Superwahljahr 2021: Welche Wahlen in diesem Jahr wichtig sind

  Wenn in Polit-Talkshows über das Jahr 2021 gesprochen wird, sind die Themen klar: Corona und die Bundestagswahl. Immer wieder hören wir au...


 

Wenn in Polit-Talkshows über das Jahr 2021 gesprochen wird, sind die Themen klar: Corona und die Bundestagswahl. Immer wieder hören wir auch den Begriff „Super-Wahljahr“. Diese Zuschreibung trifft gleich in mehrfacher Hinsicht zu. Uns erwarten im nächsten Jahr ganze sieben Wahlen, die alle auf die eine oder andere Weise Einfluss auf die Bundespolitik haben werden. Auch In dieser Kolumne möchte ich einerseits die harten Fakten anschaulich präsentieren und einordnen, andererseits auf ein paar Hintergründe und Mechanismen von Wahlen und Wahlkämpfen eingehen. Aber zunächst ein kurzer Überblick über das, was uns erwartet und über die jeweiligen Ausgangspositionen:

  • 14. März: Landtagswahl in Baden-Württemberg & Landtagswahl in Rheinland-Pfalz
  • 06. Juni: Landtagswahl in Sachsen-Anhalt
  • 26. September:
    Bundestagswahl
    Wahl des Abgeordnetenhauses in Berlin
    Landtagswahl in Thüringen
    Landtagswahl in Mecklenburg-Vorpommern
Laut dem ZDF-Politbarometer vom Dezember 2020 halten 84% der befragten Corona bzw. dessen Folgen momentan für das größte Problem. Dementsprechend werden aller Wahrscheinlichkeit nach auch die Wahlen in 2021 sehr stark von diesem Thema geprägt sein. Aber da natürlich noch jede Menge Zeit bis dahin ist und somit noch viele neue Themen aufkommen können, möchte ich mich hier auf die jeweiligen Ausgangspositionen und vielleicht die ein oder andere inhaltliche Randbemerkung beschränken.

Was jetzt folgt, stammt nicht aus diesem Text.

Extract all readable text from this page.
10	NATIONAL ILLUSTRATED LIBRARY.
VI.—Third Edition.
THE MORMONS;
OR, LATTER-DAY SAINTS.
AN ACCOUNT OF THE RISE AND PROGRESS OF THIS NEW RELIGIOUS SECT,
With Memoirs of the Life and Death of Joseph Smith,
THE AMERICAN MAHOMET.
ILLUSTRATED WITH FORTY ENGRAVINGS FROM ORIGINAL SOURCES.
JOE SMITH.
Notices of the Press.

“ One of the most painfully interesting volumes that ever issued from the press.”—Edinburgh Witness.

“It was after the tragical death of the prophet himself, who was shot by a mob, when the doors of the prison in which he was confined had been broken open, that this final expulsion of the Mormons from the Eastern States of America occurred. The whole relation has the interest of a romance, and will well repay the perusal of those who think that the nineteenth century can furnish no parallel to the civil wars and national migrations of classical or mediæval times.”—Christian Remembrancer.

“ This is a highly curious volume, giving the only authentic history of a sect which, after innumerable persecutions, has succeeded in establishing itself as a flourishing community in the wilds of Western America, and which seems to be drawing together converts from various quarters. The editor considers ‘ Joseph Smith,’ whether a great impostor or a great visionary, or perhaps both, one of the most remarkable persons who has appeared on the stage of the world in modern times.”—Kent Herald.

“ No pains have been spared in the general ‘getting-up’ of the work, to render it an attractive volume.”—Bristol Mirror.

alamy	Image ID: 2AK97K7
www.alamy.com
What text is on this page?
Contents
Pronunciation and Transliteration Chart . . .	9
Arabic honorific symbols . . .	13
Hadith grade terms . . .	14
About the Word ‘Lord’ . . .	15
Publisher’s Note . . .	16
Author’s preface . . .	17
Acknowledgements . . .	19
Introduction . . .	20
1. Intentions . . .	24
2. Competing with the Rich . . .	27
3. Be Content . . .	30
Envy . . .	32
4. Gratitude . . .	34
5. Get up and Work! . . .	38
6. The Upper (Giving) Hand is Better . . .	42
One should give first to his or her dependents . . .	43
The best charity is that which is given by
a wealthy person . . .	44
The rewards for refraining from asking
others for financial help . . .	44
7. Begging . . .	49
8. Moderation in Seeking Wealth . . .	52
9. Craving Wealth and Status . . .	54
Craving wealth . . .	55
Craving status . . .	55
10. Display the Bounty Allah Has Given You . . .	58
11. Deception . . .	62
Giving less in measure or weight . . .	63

14. März: Landtagswahl in Baden-Württemberg


In Baden-Württemberg regiert momentan der grüne Ministerpräsident Winfried Kretschmann zusammen mit der CDU und somit getragen von einer komfortablen Mehrheit von 37 Sitzen. Bis auf wenige Ausnahmen la-gen die Grünen Umfragen seit der Landtagswahl immer vor der CDU. Kretschmann erreicht bei CDU-Anhängern Zufriedenheitswerte von 90% (bei Anhängern der Grünen sogar nur 89%), wobei die CDU-Spitzenkandidatin für die Landtagswahl, Susanne Eisenmann, bei ihren eigenen Anhängern nur auf 35% kommt. Auch, wenn Grüne und CDU momentan gleichauf sind, wären daher viele Leihstimmen der Union und eine Wiederwahl von Kretschmann zum Ministerpräsidenten zumindest momentan keine Überraschung.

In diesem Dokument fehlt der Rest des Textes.